Pinguim se mudou para Porto Alegre

 

Há muitos imóveis à venda no bairro onde moro. Na verdade, estão para qualquer negócio. Há placas para venda e aluguel aos montes. Umas das casas nessas condições me chamava a atenção por ser de esquina e não ter grade em volta. Quem mora no Brasil, quase não entende o conceito de casa que não seja cercada. Depois de mais de cinco anos a tal casa foi vendida.

Um dia enquanto estava com as minhas filhas na pracinha vi de longe o novo morador saindo de lá. Um senhor que embora não usasse cartola e guarda-chuva, parecia o Pinguim, arqui-inimigo do Batman. Caminhava igual, com os pés dez para as duas, era baixo, barrigudo, tal qual um pinguim. Será que o Pinguim teria se mudado de Gotham City para Porto Alegre? Por um lado seria até bom, isso explicaria em parte os altos índices de criminalidade da cidade, em especial na periferia, agora seria só emitir o batsinal e esperar o Batman chegar para acabar com a guerra do tráfico que assola a capital gaúcha.

Naquele dia que eu avistei o Pinguim ele atravessou a praça, concentrado em si mesmo, não cumprimentou ninguém. E desde então ele já passou inúmeras vezes por mim sem dizer nem um "bom dia" ou "boa tarde", sejamos honestos, eu também não o cumprimentei em nenhum momento. Geralmente o vejo indo para a padaria e voltando com uma sacolinha de pães. Quem diria que o Pinguim compraria pão na padaria do bairro!

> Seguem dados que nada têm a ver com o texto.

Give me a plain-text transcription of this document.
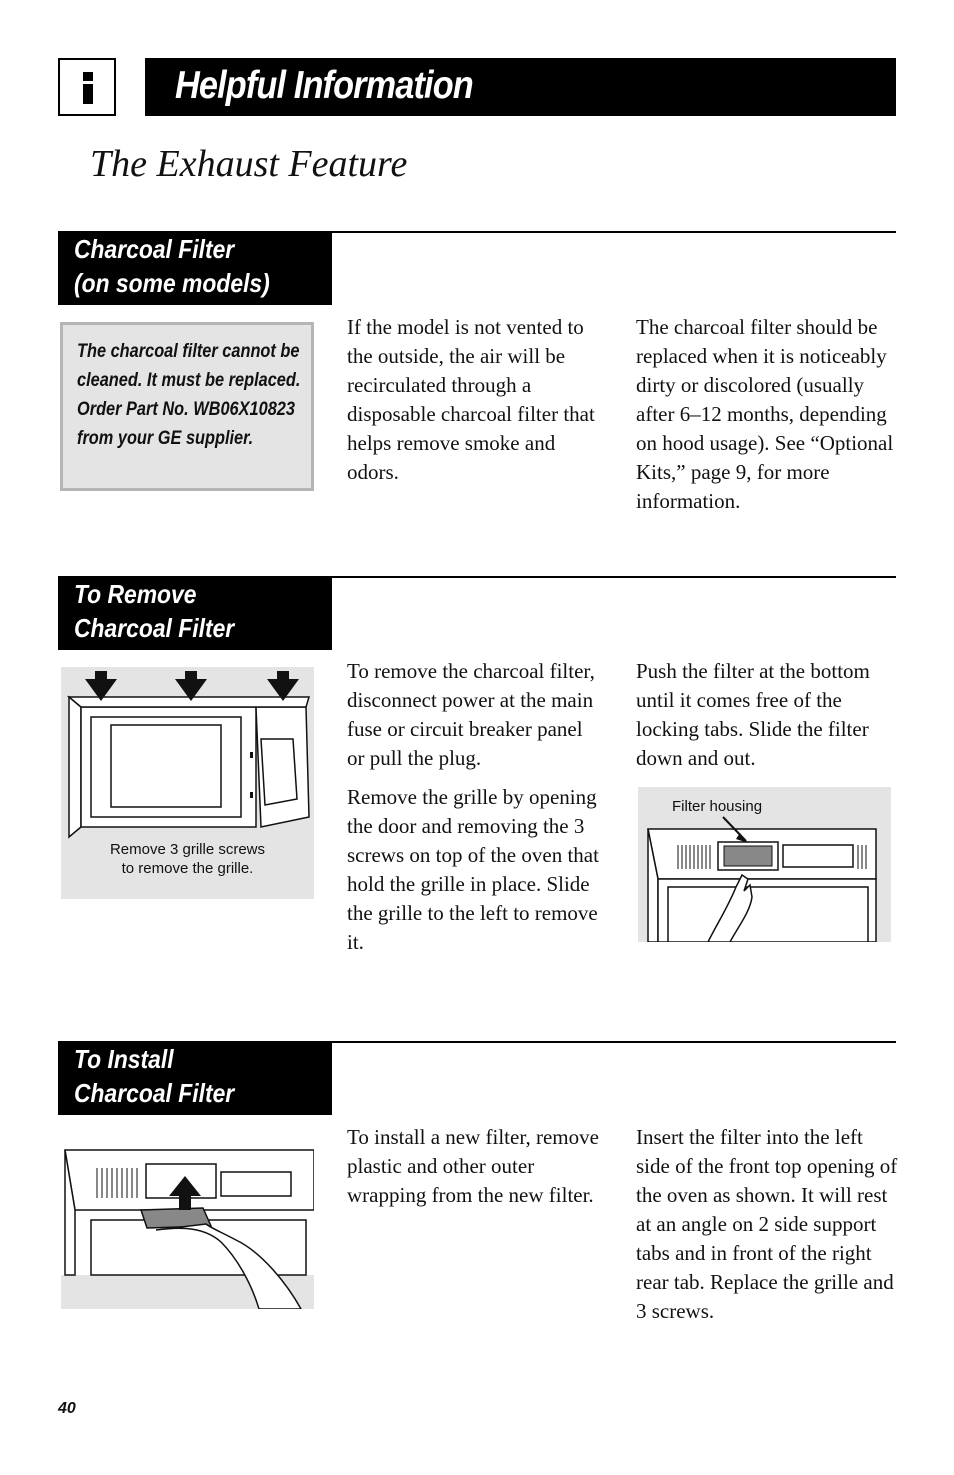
Helpful Information
The Exhaust Feature
Charcoal Filter
(on some models)
The charcoal filter cannot be cleaned. It must be replaced. Order Part No. WB06X10823 from your GE supplier.

If the model is not vented to the outside, the air will be recirculated through a disposable charcoal filter that helps remove smoke and odors.

The charcoal filter should be replaced when it is noticeably dirty or discolored (usually after 6–12 months, depending on hood usage). See “Optional Kits,” page 9, for more information.

To Remove
Charcoal Filter
Remove 3 grille screws
to remove the grille.

To remove the charcoal filter, disconnect power at the main fuse or circuit breaker panel or pull the plug.

Remove the grille by opening the door and removing the 3 screws on top of the oven that hold the grille in place. Slide the grille to the left to remove it.

Push the filter at the bottom until it comes free of the locking tabs. Slide the filter down and out.

Filter housing
To Install
Charcoal Filter

To install a new filter, remove plastic and other outer wrapping from the new filter.

Insert the filter into the left side of the front top opening of the oven as shown. It will rest at an angle on 2 side support tabs and in front of the right rear tab. Replace the grille and 3 screws.

40
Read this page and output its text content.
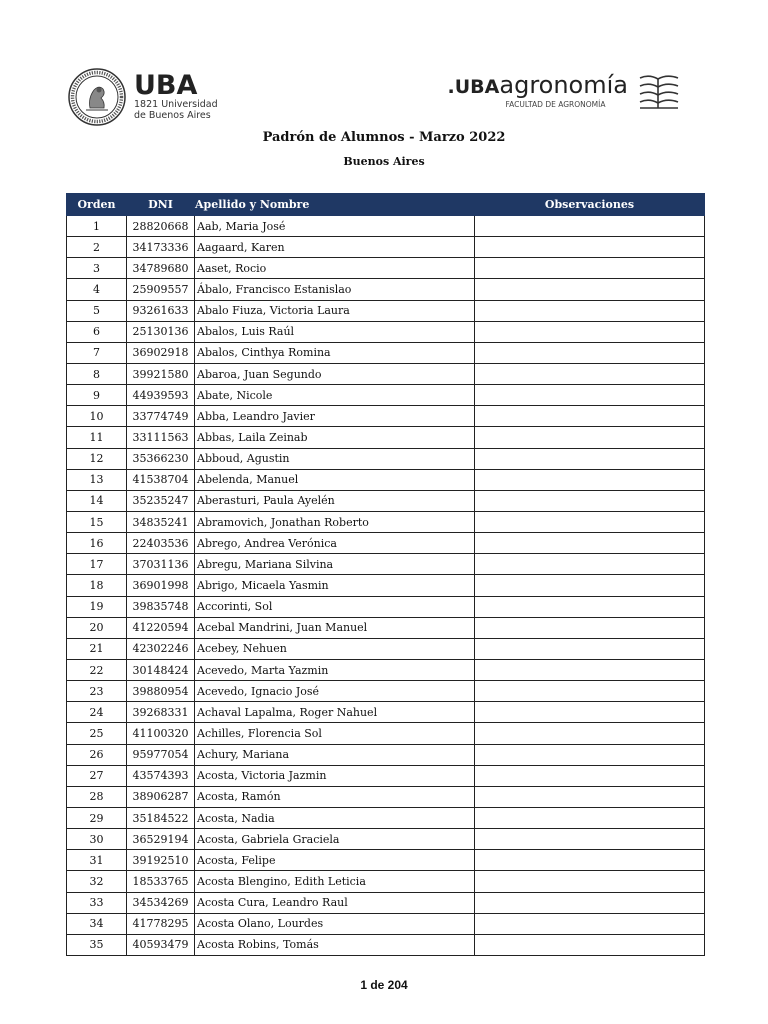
UBA
1821 Universidad
de Buenos Aires
.UBAagronomía
FACULTAD DE AGRONOMÍA
Padrón de Alumnos - Marzo 2022
Buenos Aires
Orden	DNI	Apellido y Nombre	Observaciones
1	28820668	Aab, Maria José	
2	34173336	Aagaard, Karen	
3	34789680	Aaset, Rocio	
4	25909557	Ábalo, Francisco Estanislao	
5	93261633	Abalo Fiuza, Victoria Laura	
6	25130136	Abalos, Luis Raúl	
7	36902918	Abalos, Cinthya Romina	
8	39921580	Abaroa, Juan Segundo	
9	44939593	Abate, Nicole	
10	33774749	Abba, Leandro Javier	
11	33111563	Abbas, Laila Zeinab	
12	35366230	Abboud, Agustin	
13	41538704	Abelenda, Manuel	
14	35235247	Aberasturi, Paula Ayelén	
15	34835241	Abramovich, Jonathan Roberto	
16	22403536	Abrego, Andrea Verónica	
17	37031136	Abregu, Mariana Silvina	
18	36901998	Abrigo, Micaela Yasmin	
19	39835748	Accorinti, Sol	
20	41220594	Acebal Mandrini, Juan Manuel	
21	42302246	Acebey, Nehuen	
22	30148424	Acevedo, Marta Yazmin	
23	39880954	Acevedo, Ignacio José	
24	39268331	Achaval Lapalma, Roger Nahuel	
25	41100320	Achilles, Florencia Sol	
26	95977054	Achury, Mariana	
27	43574393	Acosta, Victoria Jazmin	
28	38906287	Acosta, Ramón	
29	35184522	Acosta, Nadia	
30	36529194	Acosta, Gabriela Graciela	
31	39192510	Acosta, Felipe	
32	18533765	Acosta Blengino, Edith Leticia	
33	34534269	Acosta Cura, Leandro Raul	
34	41778295	Acosta Olano, Lourdes	
35	40593479	Acosta Robins, Tomás	
1 de 204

Uma manhã dessas me arrumava para sair com minha filha para levá-la para escolinha, já estávamos praticamente prontas, quando avistei o Pinguim se aproximando trajando uma camiseta promocional da prefeitura da cidade, acho que para ficar bem disfarçado. Dessa vez ele parou, não deu bom dia, apenas me perguntou:

  • A senhora sabe, eu sou muito curioso e passo sempre aqui na frente. Então, deixa eu lhe perguntar uma coisa: Por que os sapatos na frente da porta?

Confesso que fiquei confusa, Pinguim nunca falou comigo, do nada sem nem bom dia, sai perguntando dos sapatos da minha família na frente da porta da minha casa. Sim, temos o hábito de deixar os sapatos na rua. Sim, não somos organizados e fica uma bagunça. Não, os sapatos não ficam na calçada, ficam na porta da minha casa que está a uns 2 metros da grade que delimita nosso espaço com o passeio público.

Meio desacreditada da abordagem do vilão de Gotham City, sem esboçar grandes reações além de uma certa perplexidade, respondi:

  • Por causa da pandemia?!

Ao que ele complementou:

  • Ahhh, para não entrar em casa!

E assim saiu andando com seus pés dez para duas e o balanço típico dos pinguins. Eu fui até a escolinha da minha filha pensando nas inúmeras respostas melhores que eu podia ter dado e perdi a oportunidade pelo inusitado do ocorrido. Podia ter dito que ele não era curioso e sim metido. Podia ter perguntado como era viver em Porto Alegre depois de Gotham City. Podia até ter perguntado para ele o que tinha a ver com isso, mas perdi o Timing. Me ocorreu também que ele jamais perguntaria para o batman sobre os sapatos na frente da batcaverna, aliás tenho a impressão que ele não teria perguntado nem sobre os nossos sapatos para o meu marido caso ele estivesse saindo, afinal aos olhos de uma estrutura social ultrapassada como a que o Pinguim está habituado a organização de sapatos de uma família deve ser uma função feminina.

Pinguim segue passando todos os dias para buscar pão na padaria. Segue não dando bom dia e eu traço planos de juntar todos os sapatos familiares e espalhar por todo o jardim.